投稿日: Sep 19, 2016 2:30:59 AM
著者がいろいろな相談事に何でも答えるもの。どれも著者が考えるその筋道が丹念でよく伝わってきて、なるほどものを考えるとはこういうことかと実感できる。その結論にどれも賛成できるということは多分誰にとってもなさそうだが、でも、それも著者の思考に誘われて考えたくなる。
その答のいくつかから感銘を受けたもの。
二番目に大事なものの方が一番大事なものよりも、うまく関係が結べたりするものです。その理由は、簡単で、上に述べたとおりですが、そこで大事なのは、しかし、それでも一番大事なものから目線をそらすな、しかもけっしてそれを敵視するな、それを畏れ、しかも憧れつづけよ、だというのが、僕の考えです。
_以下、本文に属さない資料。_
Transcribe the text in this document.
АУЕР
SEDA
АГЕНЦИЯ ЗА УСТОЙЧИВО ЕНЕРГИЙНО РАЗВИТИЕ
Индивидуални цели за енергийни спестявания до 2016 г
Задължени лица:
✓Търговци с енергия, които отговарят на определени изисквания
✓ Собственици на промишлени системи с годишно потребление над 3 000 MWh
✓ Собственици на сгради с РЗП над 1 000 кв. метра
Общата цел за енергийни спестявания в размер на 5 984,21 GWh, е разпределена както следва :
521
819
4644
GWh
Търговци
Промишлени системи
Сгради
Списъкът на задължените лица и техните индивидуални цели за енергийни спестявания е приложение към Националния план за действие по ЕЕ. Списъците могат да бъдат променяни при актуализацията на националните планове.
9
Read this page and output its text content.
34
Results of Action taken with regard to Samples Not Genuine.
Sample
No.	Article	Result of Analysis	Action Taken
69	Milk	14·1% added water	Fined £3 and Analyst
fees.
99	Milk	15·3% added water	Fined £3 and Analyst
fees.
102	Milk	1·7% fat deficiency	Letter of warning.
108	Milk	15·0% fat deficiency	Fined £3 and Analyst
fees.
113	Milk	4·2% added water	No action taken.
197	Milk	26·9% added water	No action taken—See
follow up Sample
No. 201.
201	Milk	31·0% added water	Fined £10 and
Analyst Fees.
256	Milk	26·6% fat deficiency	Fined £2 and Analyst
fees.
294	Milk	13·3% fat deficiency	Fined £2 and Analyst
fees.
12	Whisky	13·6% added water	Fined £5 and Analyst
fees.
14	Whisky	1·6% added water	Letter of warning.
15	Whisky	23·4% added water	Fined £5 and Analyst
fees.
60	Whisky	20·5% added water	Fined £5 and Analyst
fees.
自分の一部、自分にも触れない何かを、誰かに、受けとってもらう。それが、表現で人が求めていることかもしれません。自分の一部を、小さく、スプーンで掬い取り、受けとってもらう。
受けとってもらうのですが、誰が受けとってもらうのかはわからないのです。それが、贈り物とは違うところです。贈り物ではなく、ただの拾われものでもなく、売り物でもなく、人に受けとってもらう。奇跡のようです。そこに何かがある。夜の海に、灯籠を流す、というときには、祈りがあるのですが、祈りさえない。」
単純なままの言葉の語られるさまを通じて、その言葉にもう一度、チャンスを与える。そういう場合には、イヤな感じ、の逆で、心を動かされる場合も、あります。でも、これは芸術的表現に限りません。行動というものが、全部、そうなんでしょう。